Federal Shutdown, Russian Style: All Work and No Pay
| MOSCOW
WHEN more than half-a-million Russian coal miners from the icy Siberian Pacific to the Arctic reaches of Europe went on strike last week, they succeeded in extracting the promise of $2.2 billion, a $600 million increase, from the federal budget this year.
But the plight of miners, some of whom had not been paid since October, is only a window on a problem that permeates the economy. For too many Russians, life has become all work and no pay.
Nonpayment of wages and pensions has become political dynamite for Russian President Boris Yeltsin, who is depending heavily on a pending $9 billion loan from the International Monetary Fund to help the government meet its budget.
President Clinton last week backed the IMF loan, offering Mr. Yeltsin critical support just before presidential elections this June. Some Kremlin officials consider the lack of wage and pension payments to be the main reason the Communists placed first in Dec. 17 parliamentary elections.
The IMF is linking the loan to free-market reforms and fiscal discipline in Russia. If Yeltsin's election-year promises of higher social benefits scuttle the loan, then his budget problems will instantly double.
Yet even with the loan, Yeltsin faces plenty of political and fiscal challenges. Nearly a quarter-million schoolteachers were also on strike last week, owed even more money in back pay than the relatively elite miners. Among the doctors, police, and others scattered throughout Russian society whose checks are not yet in the mail are a large proportion of pensioners.
"Wage delays are probably the most serious problem for the government," says Leonid Smirnyagin, in charge of regional political analysis on Yeltsin's staff. "It's shameful for us."
If the problem was lost on anyone in the Russian government, Yeltsin has brought it closer to home. On the long list of payments the Finance Ministry makes every month, the presidential administration has been moved to last on the list. As a result, the staff of the Kremlin, ministries, and parliament are not paid until all the other budget salaries are paid.
Last month, this meant that Moscow officials at all levels got their mid-month paycheck 11 days late.
But delays from Moscow are only part of the problem. In the case of the miners, other enterprises are not paying for their coal. But since those enterprises are often as cash-strapped as the Russian coal industry, the problem still lands at the Kremlin doorstep.
When Moscow sends money for wages or pensions to local administrations or local enterprises, the heads of these local organizations often have other uses for it. Last summer, some local officials were prosecuted for spending pension checks on heat instead. No convictions resulted, and sympathies were divided.
"Pensioners would not like to have their money without heat," says Mikhail Delyagin, an economist on the presidential staff.
Often, says Mr. Delyagin, the heads of local governments and large state enterprises simply keep some of the money for themselves or delay sending salaries on to workers for a few months while the funds earn interest in a personal bank account.

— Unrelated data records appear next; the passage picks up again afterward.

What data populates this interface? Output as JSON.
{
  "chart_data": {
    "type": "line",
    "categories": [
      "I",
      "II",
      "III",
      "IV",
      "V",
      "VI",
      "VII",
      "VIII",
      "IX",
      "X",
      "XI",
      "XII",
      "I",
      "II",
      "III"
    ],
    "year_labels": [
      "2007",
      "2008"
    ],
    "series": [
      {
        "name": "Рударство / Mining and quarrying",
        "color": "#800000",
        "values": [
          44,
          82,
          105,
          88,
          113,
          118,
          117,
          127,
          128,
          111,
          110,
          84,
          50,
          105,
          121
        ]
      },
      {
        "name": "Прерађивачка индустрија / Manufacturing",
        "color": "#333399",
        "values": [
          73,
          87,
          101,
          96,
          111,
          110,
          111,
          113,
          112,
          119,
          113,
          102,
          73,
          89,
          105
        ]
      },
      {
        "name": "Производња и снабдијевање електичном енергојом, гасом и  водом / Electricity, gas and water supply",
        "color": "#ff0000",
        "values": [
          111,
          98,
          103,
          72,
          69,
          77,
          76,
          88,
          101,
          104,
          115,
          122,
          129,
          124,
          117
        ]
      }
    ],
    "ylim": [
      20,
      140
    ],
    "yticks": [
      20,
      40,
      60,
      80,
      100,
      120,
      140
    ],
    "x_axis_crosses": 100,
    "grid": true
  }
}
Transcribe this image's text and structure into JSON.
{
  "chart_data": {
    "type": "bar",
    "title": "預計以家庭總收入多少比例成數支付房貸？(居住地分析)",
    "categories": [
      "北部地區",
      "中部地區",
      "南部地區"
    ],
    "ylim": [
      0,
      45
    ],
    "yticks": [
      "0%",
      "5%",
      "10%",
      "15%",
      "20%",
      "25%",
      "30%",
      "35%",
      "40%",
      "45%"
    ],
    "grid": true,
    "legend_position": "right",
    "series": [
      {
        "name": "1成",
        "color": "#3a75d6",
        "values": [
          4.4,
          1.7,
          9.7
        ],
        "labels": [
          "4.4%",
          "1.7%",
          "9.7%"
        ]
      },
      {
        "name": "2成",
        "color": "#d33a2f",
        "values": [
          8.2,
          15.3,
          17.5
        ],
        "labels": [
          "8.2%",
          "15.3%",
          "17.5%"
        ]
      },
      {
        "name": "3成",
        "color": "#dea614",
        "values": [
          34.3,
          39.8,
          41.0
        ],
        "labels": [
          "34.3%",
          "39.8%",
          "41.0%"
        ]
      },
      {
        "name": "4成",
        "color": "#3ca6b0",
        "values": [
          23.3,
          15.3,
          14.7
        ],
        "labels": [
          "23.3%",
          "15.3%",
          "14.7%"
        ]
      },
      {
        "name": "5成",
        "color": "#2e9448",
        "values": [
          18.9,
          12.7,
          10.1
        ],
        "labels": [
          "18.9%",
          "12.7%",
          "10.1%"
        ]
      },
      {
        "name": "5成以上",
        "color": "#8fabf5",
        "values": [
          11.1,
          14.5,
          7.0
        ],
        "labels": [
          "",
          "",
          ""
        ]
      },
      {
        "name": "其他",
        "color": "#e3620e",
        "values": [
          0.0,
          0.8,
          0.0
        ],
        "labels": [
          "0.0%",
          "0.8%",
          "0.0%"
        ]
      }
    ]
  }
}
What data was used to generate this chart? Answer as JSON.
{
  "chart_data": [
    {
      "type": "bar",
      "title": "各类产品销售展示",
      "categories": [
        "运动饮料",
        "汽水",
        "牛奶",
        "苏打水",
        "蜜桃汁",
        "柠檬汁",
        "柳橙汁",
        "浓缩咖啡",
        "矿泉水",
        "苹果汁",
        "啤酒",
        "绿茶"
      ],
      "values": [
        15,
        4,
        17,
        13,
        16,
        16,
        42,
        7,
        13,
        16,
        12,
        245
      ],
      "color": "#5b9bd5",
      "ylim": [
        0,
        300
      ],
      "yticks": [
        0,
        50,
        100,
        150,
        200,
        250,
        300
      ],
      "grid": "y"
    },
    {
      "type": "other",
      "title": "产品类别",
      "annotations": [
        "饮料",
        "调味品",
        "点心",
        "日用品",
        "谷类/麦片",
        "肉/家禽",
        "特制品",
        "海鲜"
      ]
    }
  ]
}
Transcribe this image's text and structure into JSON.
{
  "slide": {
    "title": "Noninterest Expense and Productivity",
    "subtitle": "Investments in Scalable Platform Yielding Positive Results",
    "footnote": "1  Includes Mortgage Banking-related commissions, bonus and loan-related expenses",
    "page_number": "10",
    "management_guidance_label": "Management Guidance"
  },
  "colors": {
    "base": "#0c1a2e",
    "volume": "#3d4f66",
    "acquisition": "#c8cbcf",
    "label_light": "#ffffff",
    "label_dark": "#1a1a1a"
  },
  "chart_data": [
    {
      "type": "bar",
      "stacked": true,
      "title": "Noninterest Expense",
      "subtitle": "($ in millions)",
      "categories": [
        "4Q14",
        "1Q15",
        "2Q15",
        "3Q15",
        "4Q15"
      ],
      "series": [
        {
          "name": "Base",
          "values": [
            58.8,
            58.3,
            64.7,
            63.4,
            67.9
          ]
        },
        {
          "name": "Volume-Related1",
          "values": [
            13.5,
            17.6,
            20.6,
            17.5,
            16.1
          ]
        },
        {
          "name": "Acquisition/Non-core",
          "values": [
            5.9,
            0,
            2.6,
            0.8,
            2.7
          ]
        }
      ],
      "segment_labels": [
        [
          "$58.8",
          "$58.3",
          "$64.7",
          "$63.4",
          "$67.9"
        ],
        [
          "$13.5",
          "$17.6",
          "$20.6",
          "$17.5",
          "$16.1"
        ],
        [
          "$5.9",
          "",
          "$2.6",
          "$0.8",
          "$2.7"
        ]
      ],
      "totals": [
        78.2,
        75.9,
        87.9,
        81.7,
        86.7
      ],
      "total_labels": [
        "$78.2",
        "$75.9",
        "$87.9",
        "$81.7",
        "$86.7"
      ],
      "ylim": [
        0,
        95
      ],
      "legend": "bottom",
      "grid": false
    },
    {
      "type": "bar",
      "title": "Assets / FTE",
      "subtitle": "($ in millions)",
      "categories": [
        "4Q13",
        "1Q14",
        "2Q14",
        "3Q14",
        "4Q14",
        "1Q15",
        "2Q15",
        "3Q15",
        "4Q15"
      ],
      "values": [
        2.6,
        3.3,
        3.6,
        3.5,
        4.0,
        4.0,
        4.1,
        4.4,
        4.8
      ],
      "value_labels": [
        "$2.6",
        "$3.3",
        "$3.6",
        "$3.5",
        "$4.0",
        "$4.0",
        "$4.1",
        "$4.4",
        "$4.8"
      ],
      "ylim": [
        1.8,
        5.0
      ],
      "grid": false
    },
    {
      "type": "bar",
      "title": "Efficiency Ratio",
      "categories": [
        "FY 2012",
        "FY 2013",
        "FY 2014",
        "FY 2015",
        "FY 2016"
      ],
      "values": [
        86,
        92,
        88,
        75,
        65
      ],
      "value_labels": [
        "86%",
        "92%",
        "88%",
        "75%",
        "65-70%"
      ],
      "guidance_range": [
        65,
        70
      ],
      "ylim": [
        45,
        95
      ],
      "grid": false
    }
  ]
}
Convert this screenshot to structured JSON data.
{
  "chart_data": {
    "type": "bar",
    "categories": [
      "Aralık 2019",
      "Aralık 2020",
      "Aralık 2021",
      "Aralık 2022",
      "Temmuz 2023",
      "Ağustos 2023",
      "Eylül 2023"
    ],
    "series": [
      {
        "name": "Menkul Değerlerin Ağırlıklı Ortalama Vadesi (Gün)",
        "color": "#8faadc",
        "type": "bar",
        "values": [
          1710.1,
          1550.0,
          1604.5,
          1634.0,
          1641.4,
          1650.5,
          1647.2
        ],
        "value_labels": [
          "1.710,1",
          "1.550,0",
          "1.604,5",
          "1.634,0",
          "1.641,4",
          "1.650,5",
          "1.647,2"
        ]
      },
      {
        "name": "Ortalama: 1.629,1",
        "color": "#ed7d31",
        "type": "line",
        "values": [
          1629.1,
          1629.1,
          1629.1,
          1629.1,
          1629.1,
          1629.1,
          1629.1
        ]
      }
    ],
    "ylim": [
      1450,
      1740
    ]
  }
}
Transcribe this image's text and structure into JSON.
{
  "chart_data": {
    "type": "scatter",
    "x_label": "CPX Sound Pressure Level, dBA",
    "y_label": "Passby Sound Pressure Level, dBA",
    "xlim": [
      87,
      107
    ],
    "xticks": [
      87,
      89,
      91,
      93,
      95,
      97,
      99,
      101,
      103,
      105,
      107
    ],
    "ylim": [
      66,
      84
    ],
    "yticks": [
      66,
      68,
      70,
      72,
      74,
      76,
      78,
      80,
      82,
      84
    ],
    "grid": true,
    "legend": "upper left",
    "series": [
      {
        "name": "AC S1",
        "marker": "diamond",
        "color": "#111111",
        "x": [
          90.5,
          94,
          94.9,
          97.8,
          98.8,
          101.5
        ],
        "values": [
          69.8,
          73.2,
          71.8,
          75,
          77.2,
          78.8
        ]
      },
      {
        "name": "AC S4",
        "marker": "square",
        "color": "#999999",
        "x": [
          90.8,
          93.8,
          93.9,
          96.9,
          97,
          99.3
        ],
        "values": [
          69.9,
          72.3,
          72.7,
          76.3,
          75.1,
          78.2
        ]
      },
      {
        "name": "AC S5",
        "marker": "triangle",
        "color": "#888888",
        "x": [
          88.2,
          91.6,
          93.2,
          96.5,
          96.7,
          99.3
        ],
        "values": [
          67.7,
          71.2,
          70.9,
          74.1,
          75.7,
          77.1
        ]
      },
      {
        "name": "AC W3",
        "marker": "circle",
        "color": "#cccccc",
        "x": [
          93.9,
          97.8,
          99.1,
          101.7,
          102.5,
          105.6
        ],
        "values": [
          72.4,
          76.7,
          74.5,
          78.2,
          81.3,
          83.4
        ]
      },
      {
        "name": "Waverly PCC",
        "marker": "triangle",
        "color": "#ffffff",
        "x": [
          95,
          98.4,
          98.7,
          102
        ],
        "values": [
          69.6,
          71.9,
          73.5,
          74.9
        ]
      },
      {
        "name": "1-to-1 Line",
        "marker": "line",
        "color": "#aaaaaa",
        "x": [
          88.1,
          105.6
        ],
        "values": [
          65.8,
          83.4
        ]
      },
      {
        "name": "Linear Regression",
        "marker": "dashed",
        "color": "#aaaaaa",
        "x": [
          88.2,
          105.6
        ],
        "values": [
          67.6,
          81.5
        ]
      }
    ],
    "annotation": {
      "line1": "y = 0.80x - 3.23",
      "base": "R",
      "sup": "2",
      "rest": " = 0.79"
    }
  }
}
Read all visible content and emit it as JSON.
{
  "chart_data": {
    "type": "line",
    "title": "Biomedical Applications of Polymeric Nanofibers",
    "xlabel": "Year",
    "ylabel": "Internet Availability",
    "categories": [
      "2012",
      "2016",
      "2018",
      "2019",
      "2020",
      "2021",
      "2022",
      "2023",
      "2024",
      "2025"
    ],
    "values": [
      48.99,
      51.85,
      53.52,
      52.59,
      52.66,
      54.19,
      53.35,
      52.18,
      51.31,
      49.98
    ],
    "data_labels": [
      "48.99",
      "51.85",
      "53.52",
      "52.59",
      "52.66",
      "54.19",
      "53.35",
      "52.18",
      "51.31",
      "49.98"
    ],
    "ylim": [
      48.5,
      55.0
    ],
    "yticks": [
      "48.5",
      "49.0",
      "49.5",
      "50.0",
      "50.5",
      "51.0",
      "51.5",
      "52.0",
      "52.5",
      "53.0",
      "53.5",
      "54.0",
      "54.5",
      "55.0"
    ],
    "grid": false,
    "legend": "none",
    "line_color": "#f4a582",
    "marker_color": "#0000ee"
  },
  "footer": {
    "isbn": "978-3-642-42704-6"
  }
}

Corruption law in Russia is still fuzzy and undeveloped enough that prosecutions for this kind of self-dealing are unreliable. Yeltsin has fired some heads of administration and cut some of their budgets, says Delyagin, but not publicly.
Yeltsin decreed on Jan. 22 that pay delays should stop on all enterprises paid by the federal budget or those with state shares - which is most large enterprises in the country. A few days earlier, he ordered the Kremlin equivalents of federal marshals and state auditors to investigate how to stop delays, especially at the local level, and to give their reports by mid-February.
But wage payments and pensions do not just depend on enforcing greater discipline down the budget chain, they depend on the Russian government having the money. This is why economists in Russia and the West, having watched Yeltsin finally bring hyperinflation under control, gasped in January when he promised to pay all back wages and pensions while at the same time increasing pensions and student stipends. Like the extra $600 million he just promised to spend on the coal mining industry, none of this expenditure is in the 1996 budget.
The war in the rebel republic of Chechnya is also mostly an off-budget enterprise. Its cost last year was more than twice the budget for the entire coal industry. It is another indirect reason many Russians are going without paychecks.
Delyagin adds that there is also weak resistance to strong lobbies asking for special budget favors. For example, the National Committee on Sports, affiliated with Yeltsin's personal tennis coach, has a virtual monopoly on the import of cigarettes into Russia because it won a special exemption from steep import duties. The exemptions are worth an amount comparable to the federal budget deficit or the Chechen war, says Delyagin.
Yeltsin continues to take small steps toward fiscal discipline. He said last week he will cut his own staff by 20 percent and the prime minister will cut staff in the ministries by 15 percent. Duma Speaker Gennady Seleznyov says he will cut the staff of the lower house of parliament by 15 percent as well.